In breve abbiamo a che fare con un titolo dal grande level design, in grado di far incaponire tutti i completisti con un gameplay estremamente divertente. Le pecche di Ion Fury sono minuzie, principalmente legate ad un comparto sonoro non all’altezza della situazione e da qualche bug e da qualche scivolone nei bilanciamenti. Mentre gli effetti sonori di Ion Fury sono perfettamente in linea con quello che all’epoca ci si poteva aspettare e ancora oggi riescono a dare una sensazione a metà tra l’efficacia e la nostalgia, le musiche non risultano altrettanto brillanti e finiscono per stancare molto rapidamente, a causa di loop non particolarmente generosi. Poi si, le bombe bowling sono armi difficli da utilizzare a causa di rimbalzi strani e di una potenza non calibrabile con semplicità, qualche bug qua e la è capitato più di una volta (come strane compenetrazioni poligonali) ed il titolo non ha il carisma immortale dei grandi classici ma ehi, non è intenzione di nessuno sperare in un nuovo Doom II.

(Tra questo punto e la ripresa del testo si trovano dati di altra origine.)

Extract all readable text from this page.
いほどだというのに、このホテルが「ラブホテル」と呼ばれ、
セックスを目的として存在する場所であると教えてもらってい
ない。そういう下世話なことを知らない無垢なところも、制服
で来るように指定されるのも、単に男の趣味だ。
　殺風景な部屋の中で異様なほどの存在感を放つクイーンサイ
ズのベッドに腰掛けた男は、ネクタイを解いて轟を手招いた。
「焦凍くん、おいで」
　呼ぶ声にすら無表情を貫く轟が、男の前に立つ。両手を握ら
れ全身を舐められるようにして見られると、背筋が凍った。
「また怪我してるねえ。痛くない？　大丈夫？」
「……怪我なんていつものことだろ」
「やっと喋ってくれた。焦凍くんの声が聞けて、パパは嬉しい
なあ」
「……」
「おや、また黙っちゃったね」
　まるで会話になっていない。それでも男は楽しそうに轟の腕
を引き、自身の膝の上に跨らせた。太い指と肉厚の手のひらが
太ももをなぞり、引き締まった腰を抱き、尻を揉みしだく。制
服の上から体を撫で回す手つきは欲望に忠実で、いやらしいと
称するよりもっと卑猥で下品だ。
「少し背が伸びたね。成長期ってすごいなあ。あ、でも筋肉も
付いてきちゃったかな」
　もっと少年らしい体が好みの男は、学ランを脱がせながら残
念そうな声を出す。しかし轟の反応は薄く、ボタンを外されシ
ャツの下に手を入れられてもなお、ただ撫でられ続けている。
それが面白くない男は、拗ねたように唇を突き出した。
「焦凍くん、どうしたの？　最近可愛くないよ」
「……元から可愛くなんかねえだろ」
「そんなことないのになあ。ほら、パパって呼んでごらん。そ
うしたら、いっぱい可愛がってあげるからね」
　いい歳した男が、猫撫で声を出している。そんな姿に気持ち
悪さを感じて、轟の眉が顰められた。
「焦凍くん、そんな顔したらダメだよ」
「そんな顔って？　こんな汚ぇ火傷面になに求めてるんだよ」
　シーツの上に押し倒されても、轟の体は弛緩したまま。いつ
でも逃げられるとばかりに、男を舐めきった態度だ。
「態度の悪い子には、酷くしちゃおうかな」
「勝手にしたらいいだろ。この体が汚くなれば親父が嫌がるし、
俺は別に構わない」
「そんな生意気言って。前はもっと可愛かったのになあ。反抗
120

Ion Fury è un titolo realizzato con un motore grafico in disuso da oltre diciannove anni, con un gameplay vecchio di venticinque e con un grandissimo quantitativo di divertimento al suo interno. Un compitino estremamente ben realizzato, con ambientazioni e level design di grande classe ed un gameplay molto divertente. A far da contro troviamo qualche problema di bilanciamento nel comparto ludico e una colonna sonora non altrettanto brillante, macchiette su di una pietra preziosa che potrebbe far venire l’acquolina in bocca ad un grande numero di giocatori e appassionati. Obbligatorio per gli appassionati, consigliato ai curiosi.

Graziano Salini

Essere umano dotato di infinito nozionismo su cose di dubbia utilità, interagisce con il mondo dei videogiochi da quando ritiene di avere coscienza di sé. I punti forti del suo curriculum sono le oltre seimila ore passate sui moba, gli infiniti titoli conosciuti (e giocati) esplorando i meandri più reconditi della rete e l'indubbia capacità nel "flammare" con gentilezza il giocatore che ha davanti nella sua lingua natia. Dopo aver preso coscienza dell'esorbitante numero di ore passate su giochi in grado di danneggiare gli organi interni, il tizio raffigurato in foto ha deciso di comprarsi un computer normale e di tenersi aggiornato con le console dando frutto a lunghe sessioni di blasfemie e coccole davanti all'action adventure o al gioco di ruolo di turno, impazzendo davanti a enigmi dalle soluzioni lapalissiane o superando con scioltezza nemici dalla difficoltà aberrante. Nemico pubblico della punteggiatura e del bel scrivere, può vantare un lessico forbito da completo autistico derivato dai quintali di fumetti Disney letti in tenera età. Al momento sta aspirando alla santità aiutando tutto e tutti in missioni dalla dubbia utilità; aggiorna costantemente i suoi amici facebook sulla musica che ascolta (bella sopra ogni buon senso) e sui giochi che conclude, giusto per dare un senso ad account vecchi lustri.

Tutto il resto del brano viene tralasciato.